Stem Cell Transplants
Blood stem cells reside in the bone marrow and perform the critical role of continually replenishing the body’s supply of red blood cells, white blood cells, and platelets. When transplanted, stem cells and T-Lymphocytes can elicit an anti-tumor effect under certain conditions.
This is a highly experimental procedure, and patients with advanced metastatic cancer who did not respond to interferon alfa K2 therapy have been treated with transplantation of peripheral blood stem cells.51 The results of this approach remain experimental, and because of the serious side effects experienced by some patients, further refinement of the procedure is needed.
Stem cell transplantation is an intensive procedure and is only recommended in limited situations. Check with your doctor.

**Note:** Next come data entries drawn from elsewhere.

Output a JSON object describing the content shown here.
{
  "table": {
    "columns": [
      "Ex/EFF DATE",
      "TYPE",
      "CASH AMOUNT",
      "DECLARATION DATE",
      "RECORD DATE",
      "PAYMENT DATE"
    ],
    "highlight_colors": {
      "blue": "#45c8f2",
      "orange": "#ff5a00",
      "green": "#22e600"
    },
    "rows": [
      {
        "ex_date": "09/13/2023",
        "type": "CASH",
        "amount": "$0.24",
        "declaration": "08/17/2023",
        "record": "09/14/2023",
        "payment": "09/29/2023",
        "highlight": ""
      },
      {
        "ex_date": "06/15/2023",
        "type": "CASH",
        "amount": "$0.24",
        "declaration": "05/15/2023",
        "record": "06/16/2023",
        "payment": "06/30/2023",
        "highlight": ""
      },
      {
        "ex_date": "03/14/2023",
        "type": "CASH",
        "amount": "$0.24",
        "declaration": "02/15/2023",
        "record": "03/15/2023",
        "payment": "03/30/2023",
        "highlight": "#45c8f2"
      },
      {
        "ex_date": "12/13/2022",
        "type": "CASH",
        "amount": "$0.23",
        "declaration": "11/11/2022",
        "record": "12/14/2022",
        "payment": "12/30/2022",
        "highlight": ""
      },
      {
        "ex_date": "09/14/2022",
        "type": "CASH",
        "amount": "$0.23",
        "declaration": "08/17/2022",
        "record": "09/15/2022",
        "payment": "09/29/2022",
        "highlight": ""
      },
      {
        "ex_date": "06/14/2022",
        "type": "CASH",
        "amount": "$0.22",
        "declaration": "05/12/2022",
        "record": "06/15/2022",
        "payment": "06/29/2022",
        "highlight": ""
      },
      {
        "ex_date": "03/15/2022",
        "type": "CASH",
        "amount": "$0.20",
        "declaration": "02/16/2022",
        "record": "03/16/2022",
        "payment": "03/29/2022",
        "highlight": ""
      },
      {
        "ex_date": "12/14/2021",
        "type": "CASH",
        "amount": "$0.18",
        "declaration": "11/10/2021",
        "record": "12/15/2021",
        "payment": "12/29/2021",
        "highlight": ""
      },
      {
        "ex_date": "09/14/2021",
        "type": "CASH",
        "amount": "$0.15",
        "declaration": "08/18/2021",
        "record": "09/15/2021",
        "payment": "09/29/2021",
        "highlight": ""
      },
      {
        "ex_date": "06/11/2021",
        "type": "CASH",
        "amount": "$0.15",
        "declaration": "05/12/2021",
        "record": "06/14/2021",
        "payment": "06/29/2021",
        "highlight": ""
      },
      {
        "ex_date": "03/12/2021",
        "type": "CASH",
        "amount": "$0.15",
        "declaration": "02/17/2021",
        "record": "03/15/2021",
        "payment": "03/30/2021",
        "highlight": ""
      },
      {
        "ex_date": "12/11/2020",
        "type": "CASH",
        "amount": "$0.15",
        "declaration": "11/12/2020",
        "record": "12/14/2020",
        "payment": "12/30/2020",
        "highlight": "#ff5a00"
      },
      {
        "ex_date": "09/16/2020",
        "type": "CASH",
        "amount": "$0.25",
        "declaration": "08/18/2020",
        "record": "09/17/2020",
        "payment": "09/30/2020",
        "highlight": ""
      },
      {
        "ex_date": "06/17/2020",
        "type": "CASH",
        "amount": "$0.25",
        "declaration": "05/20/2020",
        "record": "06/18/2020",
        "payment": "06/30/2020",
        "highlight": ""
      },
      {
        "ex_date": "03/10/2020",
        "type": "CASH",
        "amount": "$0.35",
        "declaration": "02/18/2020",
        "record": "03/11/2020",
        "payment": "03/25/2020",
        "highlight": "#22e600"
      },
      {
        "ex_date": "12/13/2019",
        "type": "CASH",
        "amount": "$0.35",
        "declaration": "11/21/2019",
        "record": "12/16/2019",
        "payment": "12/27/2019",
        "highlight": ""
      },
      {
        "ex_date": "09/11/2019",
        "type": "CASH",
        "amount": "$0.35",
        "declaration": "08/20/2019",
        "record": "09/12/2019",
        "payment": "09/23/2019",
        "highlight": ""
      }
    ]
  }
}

Managing Your Expectations of Therapy
As you and your medical team consider options, including all of the treatment therapies listed here, it’s important to keep all of these options in perspective. Your doctor will make a recommendation to you based on a number of factors. It is important to understand why a particular treatment is chosen, so be sure to ask questions. If you are unable to afford these treatments, financial help is available. Call +1 847-332-1051 for information.
The state of your disease will be followed through the use of scheduled CT scans. Your doctor will discuss your results with you, indicating whether the tests show stabilization, partial response, complete response, or progression of the disease.
Each of us wants and needs to believe that we will be helped and “cured” by whatever therapy is used. The information you receive may cause disappointment. However, make certain that you talk to your doctor to ensure that you understand the meaning of terms like “partial response” and “stable disease.” These should be viewed as partial successes, not failure. Partial responses can help you determine when to change therapies — sometimes leading to other options that are more beneficial. Even if there is no response to a given therapy – a condition known as “stable disease” – this may put you in a holding pattern until a newer treatment or clinical trial is available. Kidney cancer is too unpredictable, and the therapies are too new, for you to give up fighting because of “stable disease” or “partial response.” For this reason, it is important not to let disappointment rob you of your determination or will to live. Simply learn from your experience and go on.